Monday, April 23, 2012

Why our priests are being silenced by the Vatican

FOUR Archbishops recently sent by Rome to investigate the Church here reported back that many Irish clergy and lay people held views at extreme odds with Church teaching.

When Dublin's Archbishop Diarmuid Martin recently spoke of "areas that may go beyond what is really acceptable within the realm of Catholic theology" it was clear a clampdown was coming from the Vatican and the Irish bishops.

However, it would not be "heresy hunting" -- the Archbishop assured.

While seen as a liberal, the Archbishop Martin has warned very publicly of a "climate of undeclared heresy'' and a deeper crisis in the Church here.

Ireland, he said, "is now a highly secularised society, and many look to the Church through a secularised lens to the point that, in a sense, one could speak of what I call 'a climate of undeclared heresy' that pervades many dimensions of understanding of Faith among Catholics.''

In its canon law the Catholic Church defines heresy as "the obstinate denial or doubt, after baptism, of a truth which must be believed by divine and catholic faith".

However denial of other truths might well be offensive, rash, even sinful, but it would not 
constitute formal heresy.

So, as Irish priests are being silenced by the Vatican, the key question is: are they being charged with promoting heresy or are they being silenced for issues which they claim are legitimate dissent from non-infallible Catholic doctrine?

There's no doubt, of course, that Archbishop Martin's analysis is on the right track regarding a major crisis for the Irish Church. A recent survey of Catholics showed very little agreement with Church teaching in a population that, acording to a recent Census, is 87pc Catholic.

Scathing

Yet if many of the clergy and laity are undeclared heretics in the view of the bishops and the Vatican, whose fault is it?

The job of the bishops is to teach and guard the faith. Clearly they have failed badly and even the Pope was scathing of them in a recent letter to Irish Catholics.

So why are the bishops and the Vatican singling out a few mostly elderly priests to reprimand when they are only symptoms and not the cause?

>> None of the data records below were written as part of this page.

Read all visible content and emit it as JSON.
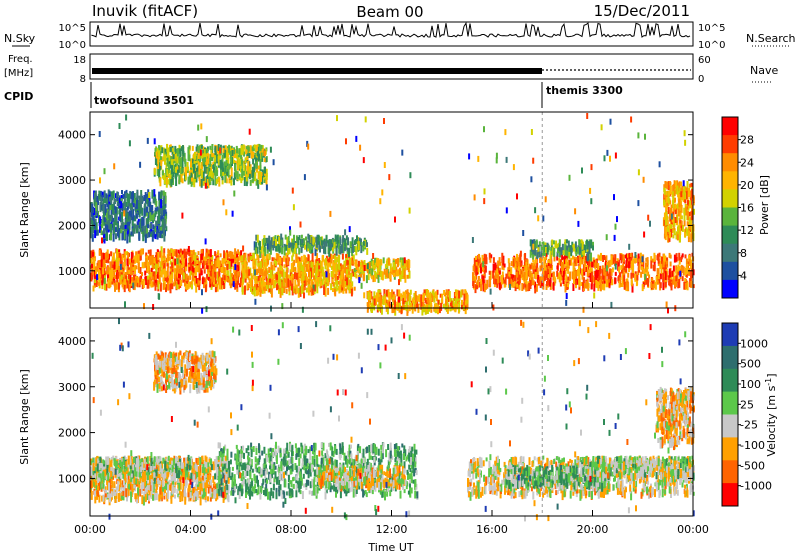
{
  "header": {
    "station": "Inuvik (fitACF)",
    "beam": "Beam 00",
    "date": "15/Dec/2011"
  },
  "top_panels": {
    "nsky_label": "N.Sky",
    "nsearch_label": "N.Search",
    "nsky_ticks": [
      "10^5",
      "10^0"
    ],
    "nsearch_ticks": [
      "10^5",
      "10^0"
    ],
    "freq_label": "Freq.",
    "freq_unit": "[MHz]",
    "freq_ticks": [
      "18",
      "8"
    ],
    "nave_label": "Nave",
    "nave_ticks": [
      "60",
      "0"
    ],
    "cpid_label": "CPID",
    "cpid_segments": [
      {
        "name": "twofsound 3501",
        "start": "00:00",
        "end": "18:00"
      },
      {
        "name": "themis 3300",
        "start": "18:00",
        "end": "00:00"
      }
    ]
  },
  "x_axis": {
    "label": "Time UT",
    "ticks": [
      "00:00",
      "04:00",
      "08:00",
      "12:00",
      "16:00",
      "20:00",
      "00:00"
    ]
  },
  "power_colorbar": {
    "label": "Power [dB]",
    "ticks": [
      "28",
      "24",
      "20",
      "16",
      "12",
      "8",
      "4"
    ],
    "colors": [
      "#ff0000",
      "#ff3c00",
      "#ff8c00",
      "#ffb400",
      "#d2d200",
      "#5ab43c",
      "#2e8b57",
      "#3c7878",
      "#1e50a0",
      "#0000ff"
    ]
  },
  "velocity_colorbar": {
    "label": "Velocity [m s",
    "label_sup": "-1",
    "label_end": "]",
    "ticks": [
      "1000",
      "500",
      "100",
      "25",
      "-25",
      "-100",
      "-500",
      "-1000"
    ],
    "colors": [
      "#1e3cb4",
      "#2e6e6e",
      "#2e8b57",
      "#5cc84a",
      "#c8c8c8",
      "#ffa000",
      "#ff6400",
      "#ff0000"
    ]
  },
  "chart_data": [
    {
      "type": "heatmap",
      "title": "",
      "xlabel": "Time UT",
      "ylabel": "Slant Range [km]",
      "xlim": [
        "00:00",
        "24:00"
      ],
      "ylim": [
        180,
        4500
      ],
      "yticks": [
        1000,
        2000,
        3000,
        4000
      ],
      "colorbar": "Power [dB]",
      "clim": [
        0,
        32
      ],
      "regions": [
        {
          "t0": 0.0,
          "t1": 6.0,
          "r0": 700,
          "r1": 1500,
          "value": 24
        },
        {
          "t0": 6.0,
          "t1": 10.5,
          "r0": 600,
          "r1": 1400,
          "value": 22
        },
        {
          "t0": 10.5,
          "t1": 12.7,
          "r0": 900,
          "r1": 1300,
          "value": 20
        },
        {
          "t0": 6.5,
          "t1": 11.0,
          "r0": 1500,
          "r1": 1800,
          "value": 12
        },
        {
          "t0": 11.0,
          "t1": 15.0,
          "r0": 200,
          "r1": 600,
          "value": 22
        },
        {
          "t0": 15.2,
          "t1": 24.0,
          "r0": 700,
          "r1": 1400,
          "value": 25
        },
        {
          "t0": 17.5,
          "t1": 20.0,
          "r0": 1400,
          "r1": 1700,
          "value": 12
        },
        {
          "t0": 22.8,
          "t1": 24.0,
          "r0": 1800,
          "r1": 3000,
          "value": 22
        },
        {
          "t0": 2.5,
          "t1": 7.0,
          "r0": 3000,
          "r1": 3800,
          "value": 16
        },
        {
          "t0": 0.0,
          "t1": 3.0,
          "r0": 1800,
          "r1": 2800,
          "value": 8
        }
      ]
    },
    {
      "type": "heatmap",
      "title": "",
      "xlabel": "Time UT",
      "ylabel": "Slant Range [km]",
      "xlim": [
        "00:00",
        "24:00"
      ],
      "ylim": [
        180,
        4500
      ],
      "yticks": [
        1000,
        2000,
        3000,
        4000
      ],
      "colorbar": "Velocity [m s-1]",
      "clim": [
        -1000,
        1000
      ],
      "regions": [
        {
          "t0": 0.0,
          "t1": 5.5,
          "r0": 600,
          "r1": 1500,
          "value": -250
        },
        {
          "t0": 0.0,
          "t1": 4.0,
          "r0": 1100,
          "r1": 1500,
          "value": 0
        },
        {
          "t0": 5.0,
          "t1": 13.0,
          "r0": 700,
          "r1": 1800,
          "value": 200
        },
        {
          "t0": 9.0,
          "t1": 12.5,
          "r0": 900,
          "r1": 1300,
          "value": -200
        },
        {
          "t0": 15.0,
          "t1": 24.0,
          "r0": 700,
          "r1": 1500,
          "value": -200
        },
        {
          "t0": 16.5,
          "t1": 20.5,
          "r0": 900,
          "r1": 1300,
          "value": 150
        },
        {
          "t0": 19.5,
          "t1": 24.0,
          "r0": 1100,
          "r1": 1500,
          "value": 0
        },
        {
          "t0": 22.5,
          "t1": 24.0,
          "r0": 1800,
          "r1": 3000,
          "value": -300
        },
        {
          "t0": 2.5,
          "t1": 5.0,
          "r0": 3000,
          "r1": 3800,
          "value": -300
        }
      ]
    }
  ]
}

They are not very influential people nor have they a large following.

While Archbishop Martin says the abuse crisis was only a symptom of a greater crisis in the Church, he makes no attempt to finish the thought process by laying the responsibility firmly at the door of the Irish bishops who have utterly failed to pass on the faith.

If priests like Fr Tony Flannery and Fr Sean Fagan are being held to account for their alleged trespass into areas 'beyond what is acceptable' as the Archbishop puts it, then surely those in authority who have on their watch permitted a climate of undeclared heresy should also be held to account for their stewardship.

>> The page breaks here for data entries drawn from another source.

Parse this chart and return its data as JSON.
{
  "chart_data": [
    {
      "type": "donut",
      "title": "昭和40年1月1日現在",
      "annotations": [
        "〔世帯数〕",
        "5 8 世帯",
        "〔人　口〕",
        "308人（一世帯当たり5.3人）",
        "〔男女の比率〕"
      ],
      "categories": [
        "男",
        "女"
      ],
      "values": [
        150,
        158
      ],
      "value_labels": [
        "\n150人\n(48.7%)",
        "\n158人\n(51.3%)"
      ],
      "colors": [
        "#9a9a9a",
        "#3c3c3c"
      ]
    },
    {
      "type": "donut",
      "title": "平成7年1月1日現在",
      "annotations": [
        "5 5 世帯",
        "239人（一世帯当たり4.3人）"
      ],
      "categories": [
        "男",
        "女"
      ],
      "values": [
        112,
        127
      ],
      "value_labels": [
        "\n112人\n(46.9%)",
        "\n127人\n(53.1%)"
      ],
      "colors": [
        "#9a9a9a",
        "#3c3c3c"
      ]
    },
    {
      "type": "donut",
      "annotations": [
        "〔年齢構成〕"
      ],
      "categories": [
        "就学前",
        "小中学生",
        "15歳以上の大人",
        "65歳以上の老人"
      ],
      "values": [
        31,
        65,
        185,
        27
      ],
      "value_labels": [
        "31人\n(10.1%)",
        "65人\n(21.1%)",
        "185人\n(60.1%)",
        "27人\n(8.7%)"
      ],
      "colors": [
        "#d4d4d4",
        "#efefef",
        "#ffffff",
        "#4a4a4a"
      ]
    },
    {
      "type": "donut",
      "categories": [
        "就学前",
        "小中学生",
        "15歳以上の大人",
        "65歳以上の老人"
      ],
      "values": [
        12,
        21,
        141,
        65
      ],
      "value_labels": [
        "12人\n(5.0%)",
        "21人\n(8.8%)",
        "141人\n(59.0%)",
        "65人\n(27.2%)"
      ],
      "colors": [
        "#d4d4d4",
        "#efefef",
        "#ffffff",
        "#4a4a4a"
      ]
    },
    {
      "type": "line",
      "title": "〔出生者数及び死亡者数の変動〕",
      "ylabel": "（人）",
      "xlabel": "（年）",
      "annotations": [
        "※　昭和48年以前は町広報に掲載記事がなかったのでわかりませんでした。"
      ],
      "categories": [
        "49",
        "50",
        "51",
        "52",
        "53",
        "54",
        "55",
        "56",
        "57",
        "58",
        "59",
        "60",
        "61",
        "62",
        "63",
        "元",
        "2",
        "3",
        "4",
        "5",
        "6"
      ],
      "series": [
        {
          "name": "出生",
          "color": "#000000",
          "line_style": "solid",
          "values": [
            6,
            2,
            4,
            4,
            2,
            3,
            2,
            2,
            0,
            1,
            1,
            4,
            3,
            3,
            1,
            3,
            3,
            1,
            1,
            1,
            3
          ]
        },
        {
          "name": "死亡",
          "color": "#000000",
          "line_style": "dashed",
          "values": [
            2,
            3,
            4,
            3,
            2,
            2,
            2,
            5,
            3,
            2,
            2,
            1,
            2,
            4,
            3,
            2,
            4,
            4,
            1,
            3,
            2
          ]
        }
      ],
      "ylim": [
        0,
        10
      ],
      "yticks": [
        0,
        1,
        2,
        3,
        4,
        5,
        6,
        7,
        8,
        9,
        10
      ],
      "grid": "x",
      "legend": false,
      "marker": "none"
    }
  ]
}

Given the total silence of the Irish bishops to date, with one exception, could Archbishop Martin please give leadership on this issue as he did on the abuse issue, which was after all as 
he said, only a symptom of this larger problem?

What is most urgent is that the Vatican speeds up its proposal to cut the number of Irish dioceses, most of which haven't changed in 1000 years.

Poor governance, too many dioceses and a clique approach to appointing successors has paralysed Irish bishops over the years. This was amply, and tragically, demonstrated in their mishandling of cases of abuse.

Governance of the Irish Church must be radically reformed now.